Along with noting and endorsing the strategic direction of travel, the deiiverance calls on Church of Scotland members to adopt CrossReach as their chosen charity and make regular donations to support its work.


The Guild deliverance congratulates the organisation on its 130th anniversary, encourages congregations without a Guild to try establishing one, and Presbyteries and Kirk Sessions to consider their relationship with the Guild and support of Guild projects. It also notes that individuals can join the Guild by contacting the national office, particularly where there is no group in their own church.

Highlights of the past year include two ‘Big Sing’ events, with over a thousand people at each, which raised thousands of pounds to support the work of the Synod of Livingstonia in the Church of Central Africa Presbyterian in Malawi; the Annual Gathering in Dundee and a Regional Gathering in Kelso.

Guild membership is recorded as just over 20,000 in 821 groups; and project donations to the six current supported charities totalled £343,000 by February this year.


The report of the Chaplains’ Committee presents an Armed Forces Covenant to which the Church is invited to subscribe.

The principles enshrined in the covenant are that ‘no member of the Armed Forces community should face disadvantage in the provision of public and commercial services’ and ‘in some circumstances special treatment may be appropriate, especially for the injured or bereaved’.

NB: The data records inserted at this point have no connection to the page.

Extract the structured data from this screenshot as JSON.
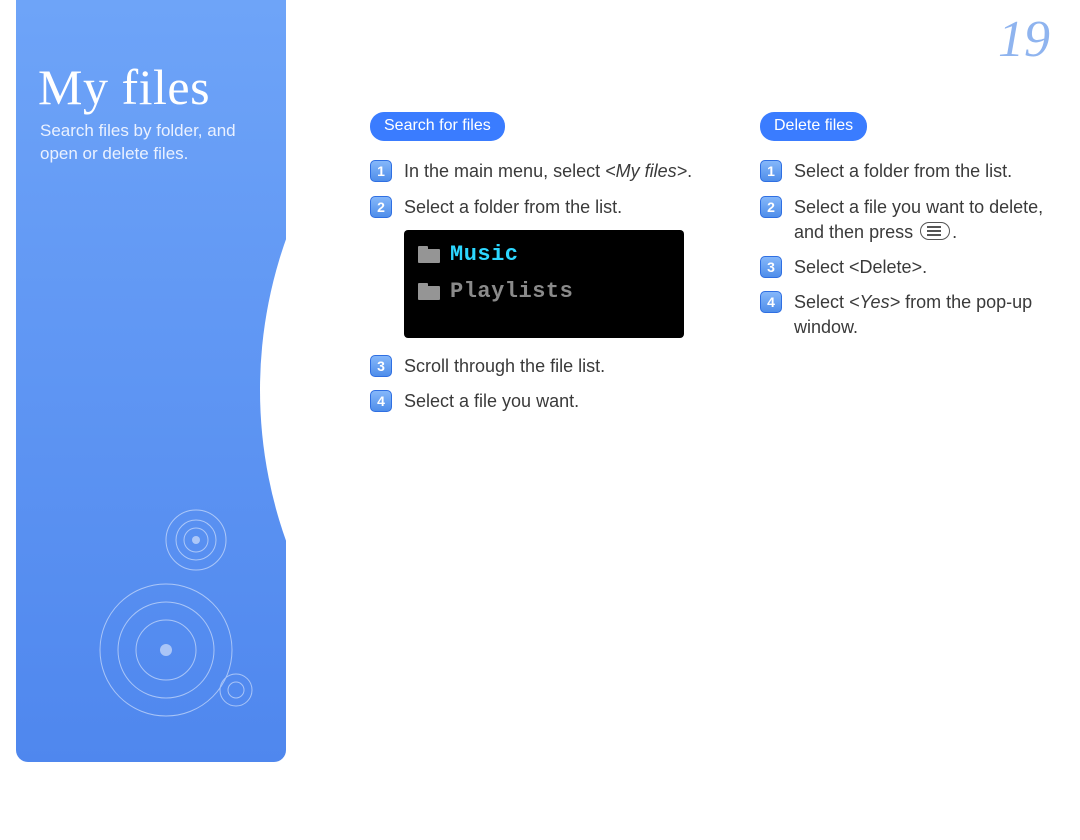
{
  "page_number": "19",
  "sidebar": {
    "title": "My files",
    "subtitle": "Search files by folder, and open or delete files."
  },
  "columns": {
    "search": {
      "heading": "Search for files",
      "steps": [
        "In the main menu, select <My files>.",
        "Select a folder from the list.",
        "Scroll through the file list.",
        "Select a file you want."
      ],
      "step1_pre": "In the main menu, select ",
      "step1_em": "<My files>",
      "step1_post": "."
    },
    "delete": {
      "heading": "Delete files",
      "steps": [
        "Select a folder from the list.",
        "Select a file you want to delete, and then press ",
        "Select <Delete>.",
        "Select <Yes> from the pop-up window."
      ],
      "step2_post": ".",
      "step4_pre": "Select ",
      "step4_em": "<Yes>",
      "step4_post": " from the pop-up window."
    }
  },
  "device": {
    "items": [
      "Music",
      "Playlists"
    ]
  }
}
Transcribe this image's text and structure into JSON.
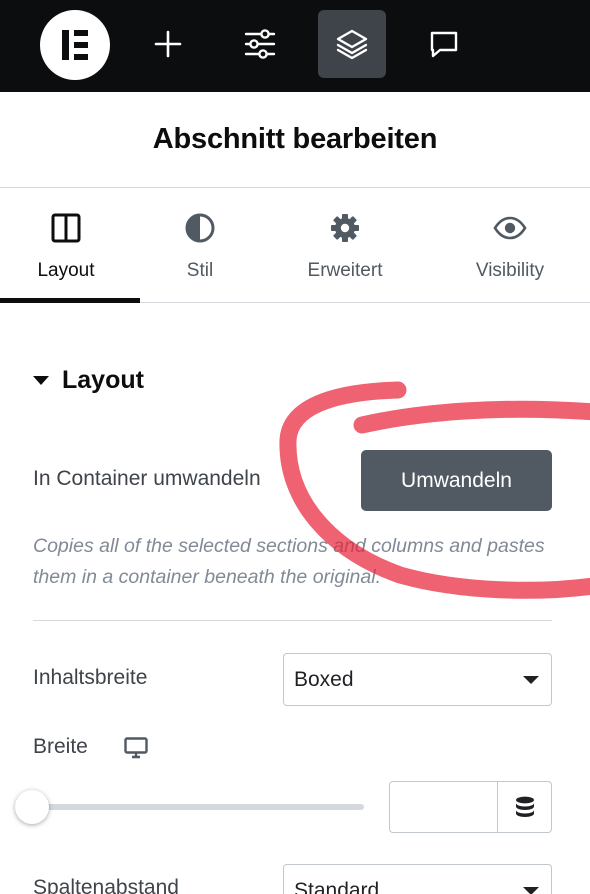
{
  "toolbar": {
    "logo_icon": "elementor-logo-icon",
    "buttons": [
      {
        "icon": "plus-icon"
      },
      {
        "icon": "sliders-icon"
      },
      {
        "icon": "layers-icon",
        "active": true
      },
      {
        "icon": "chat-icon"
      }
    ]
  },
  "header": {
    "title": "Abschnitt bearbeiten"
  },
  "tabs": [
    {
      "label": "Layout",
      "icon": "columns-icon",
      "active": true
    },
    {
      "label": "Stil",
      "icon": "contrast-icon"
    },
    {
      "label": "Erweitert",
      "icon": "gear-icon"
    },
    {
      "label": "Visibility",
      "icon": "eye-icon"
    }
  ],
  "section": {
    "title": "Layout",
    "convert": {
      "label": "In Container umwandeln",
      "button": "Umwandeln",
      "help": "Copies all of the selected sections and columns and pastes them in a container beneath the original."
    },
    "content_width": {
      "label": "Inhaltsbreite",
      "value": "Boxed"
    },
    "width": {
      "label": "Breite",
      "device_icon": "desktop-icon",
      "value": "",
      "slider_fraction": 0
    },
    "gap": {
      "label": "Spaltenabstand",
      "value": "Standard"
    }
  },
  "colors": {
    "toolbar_bg": "#0c0d0e",
    "button_bg": "#515962",
    "annotation": "#e8253b"
  }
}
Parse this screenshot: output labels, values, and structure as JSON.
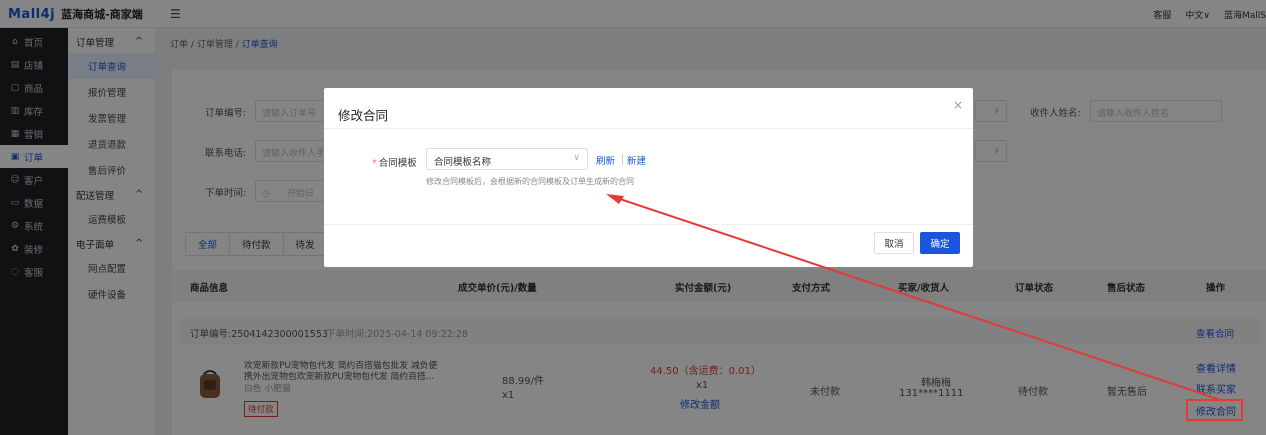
{
  "app": {
    "logo": "Mall4j",
    "title": "蓝海商城-商家端"
  },
  "topbar": {
    "service": "客服",
    "language": "中文∨",
    "user": "蓝海MallS"
  },
  "sidebar_main": [
    {
      "icon": "home-icon",
      "glyph": "⌂",
      "label": "首页"
    },
    {
      "icon": "store-icon",
      "glyph": "▤",
      "label": "店铺"
    },
    {
      "icon": "product-icon",
      "glyph": "▢",
      "label": "商品"
    },
    {
      "icon": "inventory-icon",
      "glyph": "▥",
      "label": "库存"
    },
    {
      "icon": "marketing-icon",
      "glyph": "▦",
      "label": "营销"
    },
    {
      "icon": "order-icon",
      "glyph": "▣",
      "label": "订单",
      "active": true
    },
    {
      "icon": "customer-icon",
      "glyph": "☺",
      "label": "客户"
    },
    {
      "icon": "data-icon",
      "glyph": "▭",
      "label": "数据"
    },
    {
      "icon": "system-icon",
      "glyph": "⚙",
      "label": "系统"
    },
    {
      "icon": "decoration-icon",
      "glyph": "✿",
      "label": "装修"
    },
    {
      "icon": "service-icon",
      "glyph": "◌",
      "label": "客服"
    }
  ],
  "sidebar_sub": {
    "group1": "订单管理",
    "group1_items": [
      "订单查询",
      "报价管理",
      "发票管理",
      "退货退款",
      "售后评价"
    ],
    "group2": "配送管理",
    "group2_items": [
      "运费模板"
    ],
    "group3": "电子面单",
    "group3_items": [
      "网点配置",
      "硬件设备"
    ],
    "chevron": "^"
  },
  "breadcrumb": {
    "a": "订单",
    "b": "订单管理",
    "c": "订单查询",
    "sep": "/"
  },
  "filters": {
    "order_no_label": "订单编号:",
    "order_no_placeholder": "请输入订单号",
    "phone_label": "联系电话:",
    "phone_placeholder": "请输入收件人手",
    "time_label": "下单时间:",
    "time_start": "开始日",
    "receiver_label": "收件人姓名:",
    "receiver_placeholder": "请输入收件人姓名"
  },
  "tabs": [
    "全部",
    "待付款",
    "待发"
  ],
  "table_headers": [
    "商品信息",
    "成交单价(元)/数量",
    "实付金额(元)",
    "支付方式",
    "买家/收货人",
    "订单状态",
    "售后状态",
    "操作"
  ],
  "order": {
    "no_label": "订单编号:2504142300001553",
    "time_label": "下单时间:2025-04-14 09:22:28",
    "view_contract": "查看合同",
    "product_name_1": "欢宠新款PU宠物包代发 简约百搭猫包批发 减负便",
    "product_name_2": "携外出宠物包欢宠新款PU宠物包代发 简约百搭...",
    "spec": "白色 小肥猫",
    "status_tag": "待付款",
    "unit_price": "88.99/件",
    "qty": "x1",
    "paid": "44.50（含运费：0.01）",
    "paid_qty": "x1",
    "modify_amount": "修改金额",
    "pay_method": "未付款",
    "buyer_name": "韩梅梅",
    "buyer_phone": "131****1111",
    "order_status": "待付款",
    "after_sale": "暂无售后",
    "op_detail": "查看详情",
    "op_contact": "联系买家",
    "op_modify": "修改合同"
  },
  "modal": {
    "title": "修改合同",
    "close": "×",
    "required_mark": "*",
    "field_label": "合同模板",
    "select_value": "合同模板名称",
    "refresh": "刷新",
    "create": "新建",
    "hint": "修改合同模板后，会根据新的合同模板及订单生成新的合同",
    "cancel": "取消",
    "confirm": "确定"
  },
  "colors": {
    "primary": "#1a56db",
    "danger": "#e53935",
    "sidebar": "#1f2126"
  }
}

Practical steps include urging presbyteries to appoint veterans’ champions, and churches supporting the Armed Forces community through pastoral care and signposting them to appropriate resources. There is also a commitment to provide support in the employment of veterans through the Church recruitment practices.

The Covenant, the report states, is ‘a solemn undertaking for action in support of those who have defended our Nation’.


The Ecumenical Relations Committee reflects on the 500th anniversary of the Reformation, which it says is an opportunity ‘to reflect on the historical significance of the Reformation as well as the imperative of continual reform within the life of the Church, both nationally and internationally’. The Assembly is asked to ‘renew its commitment to the vision expressed in eccleia reformata, semper reformanda’ [“A reformed Church is always requiring to be reformed”] within the communion of the One Holy Catholic and Apostolic Church’.

Among the reports of relations with other churches are updates on ‘helpful and constructive’ discussions with the United Free Church of Scotland, which last year withdrew from its Covenant with the Church of Scotland; and an initial conversation with the United Reformed Church ‘on the nature of the relationship between our two churches’.

The Joint Commission on Doctrine (of the Church of Scotland and Roman Catholic Church in Scotland) has embarked on a new cycle of discussion; a new bilateral process has been established with the Scottish Episcopal Church, called ‘Our Common Calling’; and the Contact Group formed with the Church of England in the wake of the signing of the Columba Declaration has begun its work.

Action of Churches Together in Scotland (ACTS) is to undergo a comprehensive external review of its work, in response to the changed ecumenical landscape in Scotland since it was established in 1990.


The Safeguarding report notes that in 2017 the Church will ‘celebrate the journey taken by the Church of Scotland over the past 20 years’, during which it has ‘evolved from a focus on criminal record checks… to the inclusion of training, multi-agency working and extending the remit to protecting adults at risk’.

It notes that Safeguarding is a Gospel imperative, and ‘there will never be a time when it will be said that the work is complete’.

It also celebrates what it describes as ‘a major national Safeguarding achievement’ in registering 38,000 posts and 35,000 people with the protection of vulnerable groups (PVG) scheme since 2011: “Through its commitment to the PVG Scheme, the Church of Scotland has ensured the safe recruitment of more volunteers than any other Third Sector organisation.”